From their own Dracula in 1958, British company Hammer Films, with Kodak’s Eastmancolor at their disposal and post-war audiences looking for stronger meat, beefed up the blood and cast Christopher Lee as a more silent, physically overwhelming Count. As X-rated films could deliver sex as well as violence, this comparatively youthful (36 when he first played the role) vampire was faced with heaving bosoms and translucent negligees, turning staid Victorian damsels into ravening vamps with his bite and revealing a sub-text that had always been there, hardly hidden even in Stoker’s novel. Vampirism was transgressive not just because it blurred life and death but because it released its victims from the restrictions of conventional morality. Dracula was now the demon lover who liberated our desires and just as the Hammer series faded away in the 1970s, the critical industry of comment­aries on novel and character got into gear. Dracula was de- and re-constructed to personify anything from Stoker’s homosexual desire to the late Victorian fear of reverse colonisation and the tainting of the Empire by alien blood. At the same time, air-travel was becoming cheaper and the Romanian connection became something that could be explored at first-hand. (The Dracula Society was founded in 1973 largely with this in mind.) 

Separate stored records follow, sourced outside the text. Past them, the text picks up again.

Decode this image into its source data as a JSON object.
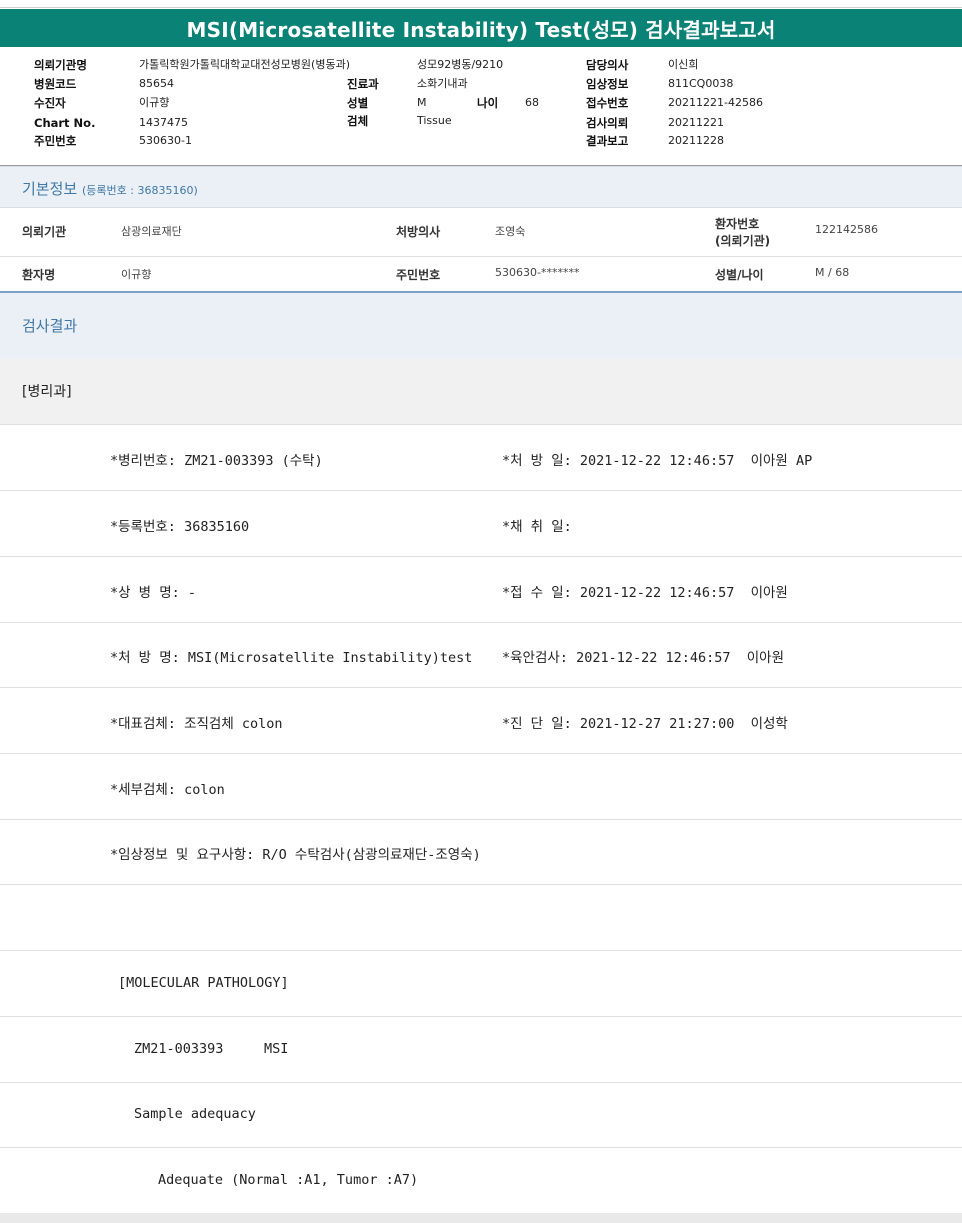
{
  "title": "MSI(Microsatellite Instability) Test(성모) 검사결과보고서",
  "header": {
    "c1": [
      {
        "label": "의뢰기관명",
        "value": "가톨릭학원가톨릭대학교대전성모병원(병동과)"
      },
      {
        "label": "병원코드",
        "value": "85654"
      },
      {
        "label": "수진자",
        "value": "이규향"
      },
      {
        "label": "Chart No.",
        "value": "1437475"
      },
      {
        "label": "주민번호",
        "value": "530630-1"
      }
    ],
    "ward": "성모92병동/9210",
    "dept_label": "진료과",
    "dept_value": "소화기내과",
    "sex_label": "성별",
    "sex_value": "M",
    "age_label": "나이",
    "age_value": "68",
    "spec_label": "검체",
    "spec_value": "Tissue",
    "c3": [
      {
        "label": "담당의사",
        "value": "이신희"
      },
      {
        "label": "임상정보",
        "value": "811CQ0038"
      },
      {
        "label": "접수번호",
        "value": "20211221-42586"
      },
      {
        "label": "검사의뢰",
        "value": "20211221"
      },
      {
        "label": "결과보고",
        "value": "20211228"
      }
    ]
  },
  "basic": {
    "title": "기본정보",
    "reg": "(등록번호 : 36835160)",
    "row1": {
      "inst_label": "의뢰기관",
      "inst_value": "삼광의료재단",
      "doc_label": "처방의사",
      "doc_value": "조영숙",
      "pid_label1": "환자번호",
      "pid_label2": "(의뢰기관)",
      "pid_value": "122142586"
    },
    "row2": {
      "name_label": "환자명",
      "name_value": "이규향",
      "ssn_label": "주민번호",
      "ssn_value": "530630-*******",
      "sexage_label": "성별/나이",
      "sexage_value": "M / 68"
    }
  },
  "results": {
    "title": "검사결과",
    "department": "[병리과]",
    "rows": [
      {
        "left": "*병리번호: ZM21-003393 (수탁)",
        "right": "*처 방 일: 2021-12-22 12:46:57  이아원 AP"
      },
      {
        "left": "*등록번호: 36835160",
        "right": "*채 취 일:"
      },
      {
        "left": "*상 병 명: -",
        "right": "*접 수 일: 2021-12-22 12:46:57  이아원"
      },
      {
        "left": "*처 방 명: MSI(Microsatellite Instability)test",
        "right": "*육안검사: 2021-12-22 12:46:57  이아원"
      },
      {
        "left": "*대표검체: 조직검체 colon",
        "right": "*진 단 일: 2021-12-27 21:27:00  이성학"
      },
      {
        "left": "*세부검체: colon",
        "right": ""
      },
      {
        "left": "*임상정보 및 요구사항: R/O 수탁검사(삼광의료재단-조영숙)",
        "right": ""
      },
      {
        "left": "",
        "right": ""
      },
      {
        "left": "[MOLECULAR PATHOLOGY]",
        "right": ""
      },
      {
        "left": "ZM21-003393     MSI",
        "right": ""
      },
      {
        "left": "Sample adequacy",
        "right": ""
      },
      {
        "left": "Adequate (Normal :A1, Tumor :A7)",
        "right": ""
      }
    ]
  }
}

The Count, though, still had new aspects to uncover, and the 1977 film version directed by John Badham cast Frank Langella as the most romantic Dracula to date, a vampire directly motivated by love for the heroine Mina. He was now becoming a darkly handsome outsider led by his emotions as much as by his appetite, a perfect role model for a generation of New Romantics and budding Goths. In 1992, Francis Ford Coppola’s Bram Stoker’s Dracula made a brave attempt to reincorporate all the threads in a film that wasn’t so much true to the book as true to what the book might have been if only Stoker had read all the commentaries on his novel. A prelude to the literary plot not only assumed that vampire Dracula and Vlad Tepes were one and the same, but drew on a Romanian legend that Vlad’s first wife, hearing a false account of his defeat, jumped from Poenari fortress to her death. Dracula now has what Stoker never makes clear, a reason for becoming a vampire, an excuse for all that unpleasantness and a quest: in Victorian London, he finds his lost love reborn in Mina Harker. It’s as though Stoker somehow forgot to incorporate the mystical poss­ibilities of reincarnation into his vampire lore (he does weave it into the plot of his Egyptian novel The Jewel of Seven Stars), so Coppola puts the record straight.

And that is a major part of Count Dracula’s remarkable status – he’s instantly recognisable yet constantly re-invented. In a novel which is written in the first-person voices of several main characters, Dracula doesn’t get a voice. He’s the mirror in which we see only our own reflections, an electrifying character who still manages to provide a blank slate on which the preoccupations of each reader, director or critic can be written. An immediately recognisable icon, he’s still constantly re-invented. He has become an alternative for the Devil in a secular age, a role model for angst-ridden teens, a window into Victorian repression, a metaphor for disease, a political cartoon, a plush toy. 

He long since overwhelmed his creator: it seems absurd to realise that when Stoker died in 1912, none of his obituaries mentioned Dracula; now, Stoker’s entire life tends to be viewed in relation to his most lasting creation. And Dracula really does survive with remarkable vigour; the other reason you won’t find  him buried in Whitby is because he’s not really dead. When the movies endlessly revived him they were  surely taking a hint from Stoker, who abandoned a proposed ending that had Castle Dracula destroyed forever in favour of that rather messy slash-and-stab  death. Come on – we all know it takes more than a Bowie knife to kill a  vampire. No stake, no beheading – Dracula is always waiting for the next comeback.